The painting by former British Prime Minister Winston Churchill, entitled "The Goldfish Pool at Chartwell" (1962), fetched 357,000 pounds (€402,000, $473,000) at the London auction house Sotheby's on Tuesday. The work, which had never before been seen in public, had been estimated to fetch a price of 50,000-80,000 pounds.
Another of Churchill's oil paintings also hit the auction bloc as part of Sotheby's sale of modern and post-war British art. "Landscape with two trees" earned a higher price (597,000 pounds), but Sotheby's pointed out that the goldfish painting was remarkable for a number of reasons.
"Unlike many of his landscapes at Chartwell, which focus on a wide panorama of the impressive gardens … the present work is unusual in zooming right into the water itself taking in the luscious foliage along the water side," the auction house said in its description of the dark-hued painting ribboned with warm reds and golds.
Visiting the goldfish pond with his grandchildren was a Sunday ritual for the elderly statesman. He had focused on it as a subject in prior paintings, including in a 1932 work that earned a record-breaking sale sum in 2014.
Influential statesman, Nobel Prize winner — and artist
Churchill (1874-1965), one of Britain's most famous World War-era politicians and winner of the 1953 Nobel Prize in Literature, turned to painting when reached the age of 40. Over more than four decades, he created dozens of works which he never sold but gifted to friends, colleagues and foreign dignitaries.
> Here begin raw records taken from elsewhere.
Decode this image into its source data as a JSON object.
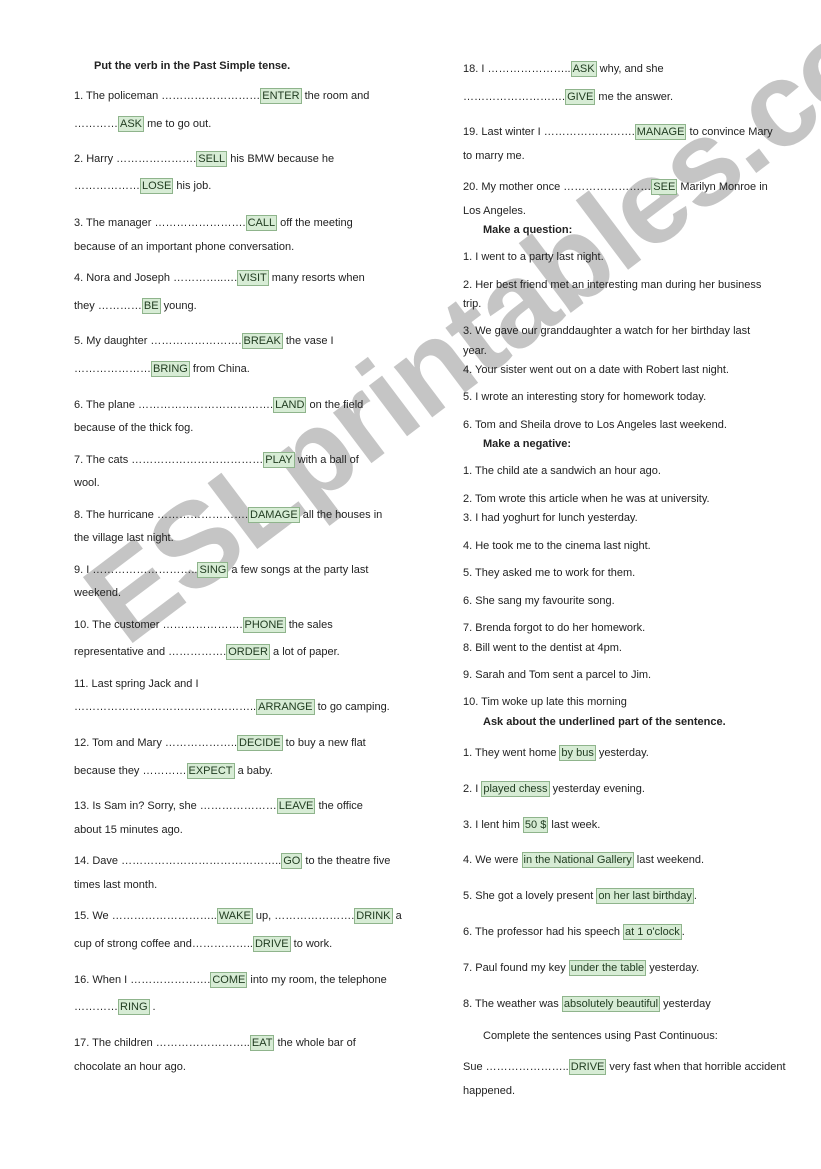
{
  "section1": {
    "title": "Put the verb in the Past Simple tense.",
    "items": [
      {
        "l1a": "1.  The policeman ………………………",
        "b1": "ENTER",
        "l1b": " the room and",
        "l2a": "…………",
        "b2": "ASK",
        "l2b": " me to go out."
      },
      {
        "l1a": "2.  Harry ………………….",
        "b1": "SELL",
        "l1b": " his BMW because he",
        "l2a": "………………",
        "b2": "LOSE",
        "l2b": " his job."
      },
      {
        "l1a": "3.  The manager …………………….",
        "b1": "CALL",
        "l1b": " off the meeting",
        "l2a": "because of an important phone conversation.",
        "b2": "",
        "l2b": ""
      },
      {
        "l1a": "4.  Nora and Joseph …………..….",
        "b1": "VISIT",
        "l1b": " many resorts when",
        "l2a": "they …………",
        "b2": "BE",
        "l2b": " young."
      },
      {
        "l1a": "5.  My daughter …………………….",
        "b1": "BREAK",
        "l1b": " the vase I",
        "l2a": "…………………",
        "b2": "BRING",
        "l2b": " from China."
      },
      {
        "l1a": "6.  The plane ……………………………….",
        "b1": "LAND",
        "l1b": " on the field",
        "l2a": "because of the thick fog.",
        "b2": "",
        "l2b": ""
      },
      {
        "l1a": "7.  The cats ………………………………",
        "b1": "PLAY",
        "l1b": " with a ball of",
        "l2a": "wool.",
        "b2": "",
        "l2b": ""
      },
      {
        "l1a": "8.  The hurricane …………………….",
        "b1": "DAMAGE",
        "l1b": " all the houses in",
        "l2a": "the village last night.",
        "b2": "",
        "l2b": ""
      },
      {
        "l1a": "9.  I ………………………..",
        "b1": "SING",
        "l1b": " a few songs at the party last",
        "l2a": "weekend.",
        "b2": "",
        "l2b": ""
      },
      {
        "l1a": "10. The customer ………………….",
        "b1": "PHONE",
        "l1b": " the sales",
        "l2a": "representative and …………….",
        "b2": "ORDER",
        "l2b": " a lot of paper."
      },
      {
        "l1a": "11. Last spring Jack and I",
        "b1": "",
        "l1b": "",
        "l2a": "…………………………………………..",
        "b2": "ARRANGE",
        "l2b": " to go camping."
      },
      {
        "l1a": "12. Tom and Mary ………………..",
        "b1": "DECIDE",
        "l1b": " to buy a new flat",
        "l2a": "because they …………",
        "b2": "EXPECT",
        "l2b": " a baby."
      },
      {
        "l1a": "13. Is Sam in? Sorry, she …………………",
        "b1": "LEAVE",
        "l1b": " the office",
        "l2a": "about 15 minutes ago.",
        "b2": "",
        "l2b": ""
      },
      {
        "l1a": "14. Dave ……………………………………..",
        "b1": "GO",
        "l1b": " to the theatre five",
        "l2a": "times last month.",
        "b2": "",
        "l2b": ""
      },
      {
        "l1a": "15. We ………………………..",
        "b1": "WAKE",
        "l1b": " up, ………………….",
        "b1b": "DRINK",
        "l1c": " a",
        "l2a": "cup of strong coffee and……………..",
        "b2": "DRIVE",
        "l2b": " to work."
      },
      {
        "l1a": "16. When I ………………….",
        "b1": "COME",
        "l1b": " into my room, the telephone",
        "l2a": "…………",
        "b2": "RING",
        "l2b": " ."
      },
      {
        "l1a": "17. The children ……………………..",
        "b1": "EAT",
        "l1b": " the whole bar of",
        "l2a": "chocolate an hour ago.",
        "b2": "",
        "l2b": ""
      },
      {
        "l1a": "18. I …………………..",
        "b1": "ASK",
        "l1b": " why, and she",
        "l2a": "……………………….",
        "b2": "GIVE",
        "l2b": " me the answer."
      },
      {
        "l1a": "19. Last winter I …………………….",
        "b1": "MANAGE",
        "l1b": " to convince Mary",
        "l2a": "to marry me.",
        "b2": "",
        "l2b": ""
      },
      {
        "l1a": "20. My mother once ……………………",
        "b1": "SEE",
        "l1b": " Marilyn Monroe in",
        "l2a": "Los Angeles.",
        "b2": "",
        "l2b": ""
      }
    ]
  },
  "section2": {
    "title": "Make a question:",
    "items": [
      "1.   I went to a party last night.",
      "2.   Her best friend met an interesting man during her business",
      "trip.",
      "3.   We gave our granddaughter a watch for her birthday last",
      "year.",
      "4.   Your sister went out on a date with Robert last night.",
      "5.   I wrote an interesting story for homework today.",
      "6.   Tom and Sheila drove to Los Angeles last weekend."
    ]
  },
  "section3": {
    "title": "Make a negative:",
    "items": [
      "1.   The child ate a sandwich an hour ago.",
      "2.   Tom wrote this article when he was at university.",
      "3.   I had yoghurt for lunch yesterday.",
      "4.   He took me to the cinema last night.",
      "5.   They asked me to work for them.",
      "6.   She sang  my favourite song.",
      "7.   Brenda forgot to do her homework.",
      "8.   Bill went to the dentist at 4pm.",
      "9.   Sarah and Tom sent a parcel to Jim.",
      "10. Tim woke up late this morning"
    ]
  },
  "section4": {
    "title": "Ask about the underlined part of the sentence.",
    "items": [
      {
        "a": "1.   They went home ",
        "b": "by bus",
        "c": " yesterday."
      },
      {
        "a": "2.   I ",
        "b": "played chess",
        "c": " yesterday evening."
      },
      {
        "a": "3.   I lent him ",
        "b": "50 $",
        "c": " last week."
      },
      {
        "a": "4.   We were ",
        "b": "in the National Gallery",
        "c": " last weekend."
      },
      {
        "a": "5.   She got a lovely present ",
        "b": "on her last birthday",
        "c": "."
      },
      {
        "a": "6.   The professor had his speech ",
        "b": "at 1 o'clock",
        "c": "."
      },
      {
        "a": "7.   Paul found my key ",
        "b": "under the table",
        "c": " yesterday."
      },
      {
        "a": "8.   The weather was ",
        "b": "absolutely beautiful",
        "c": " yesterday"
      }
    ]
  },
  "section5": {
    "title": "Complete the sentences using Past Continuous:",
    "l1a": "Sue …………………..",
    "b1": "DRIVE",
    "l1b": " very fast when that horrible accident",
    "l2": "happened."
  },
  "watermark": "ESLprintables.com",
  "colors": {
    "box_fill": "#d7ecd5",
    "box_border": "#8fb48c"
  }
}
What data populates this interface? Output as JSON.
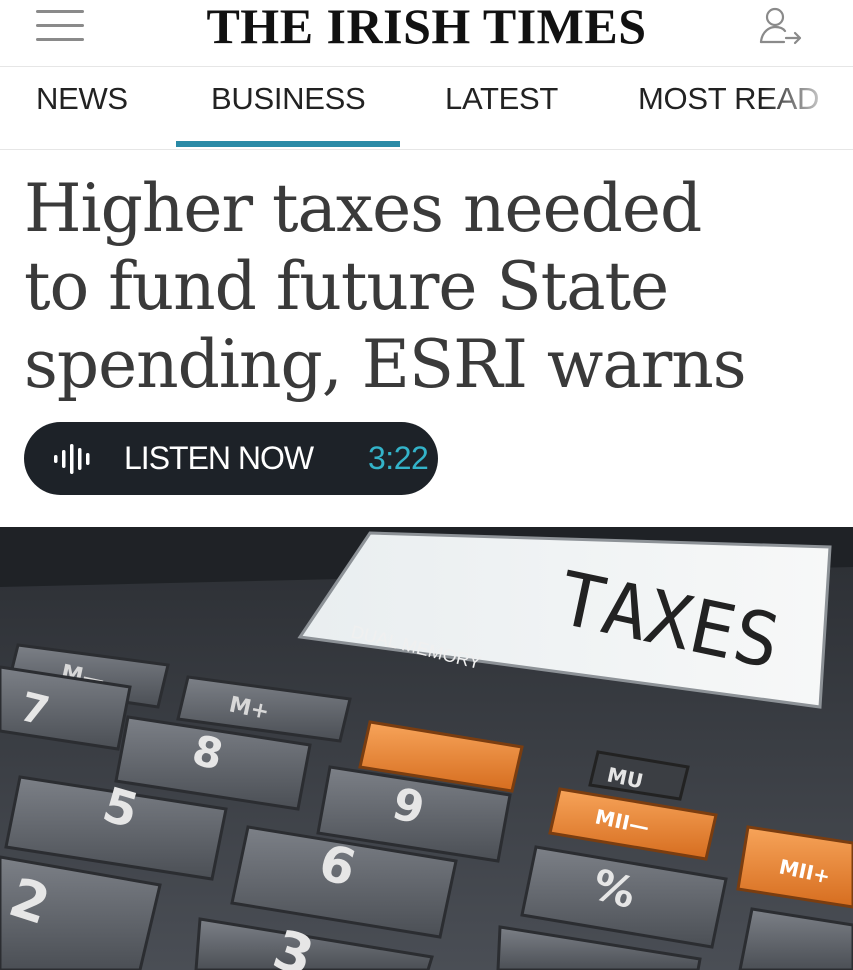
{
  "header": {
    "masthead": "THE IRISH TIMES",
    "menu_icon": "hamburger-menu-icon",
    "account_icon": "user-arrow-icon"
  },
  "nav": {
    "items": [
      {
        "label": "NEWS"
      },
      {
        "label": "BUSINESS"
      },
      {
        "label": "LATEST"
      },
      {
        "label": "MOST READ"
      }
    ],
    "active": "BUSINESS",
    "accent_color": "#2a8aa6"
  },
  "article": {
    "headline_lines": [
      "Higher taxes needed",
      "to fund future State",
      "spending, ESRI warns"
    ],
    "listen": {
      "icon": "audio-wave-icon",
      "label": "LISTEN NOW",
      "duration": "3:22",
      "duration_color": "#33b3c9"
    }
  },
  "image": {
    "display_text": "TAXES",
    "panel_text": "DUAL MEMORY",
    "keys": [
      "M—",
      "M+",
      "MU",
      "MII—",
      "7",
      "8",
      "9",
      "5",
      "6",
      "2",
      "3",
      "%",
      "MII+"
    ]
  }
}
According to the National Churchill Museum, when asked in 1946 whether he would like to exhibit his paintings, Churchill replied with self-deprecation: "They are not worth it. They are only of interest in having been painted by a notorious character!"
An exhibition of 11 of Churchill's artistic works took place at the Grass House in Lübeck, Germany earlier in 2017.
In 2014, another of Churchill's paintings featuring the goldfish pool at Chartwell was auctioned off. He painted this one in 1932.
The bodyguard behind the 1962 goldfish pond
Churchill created many of his paintings, including "The Goldfish Pond at Chartwell," at his countryside mansion in Kent, a region in southeast England.
The fact that "The Goldfish Pond," painted three years before Churchill died, even exists is thanks to his bodyguard Sergeant Edmund Murray. Murray served the politician in the last 15 years of his life, often setting up the amateur artist's paintbrushes and easels. The bodyguard encouraged Churchill to undertake one final work.
Churchill gifted the painting to Murray upon its completion.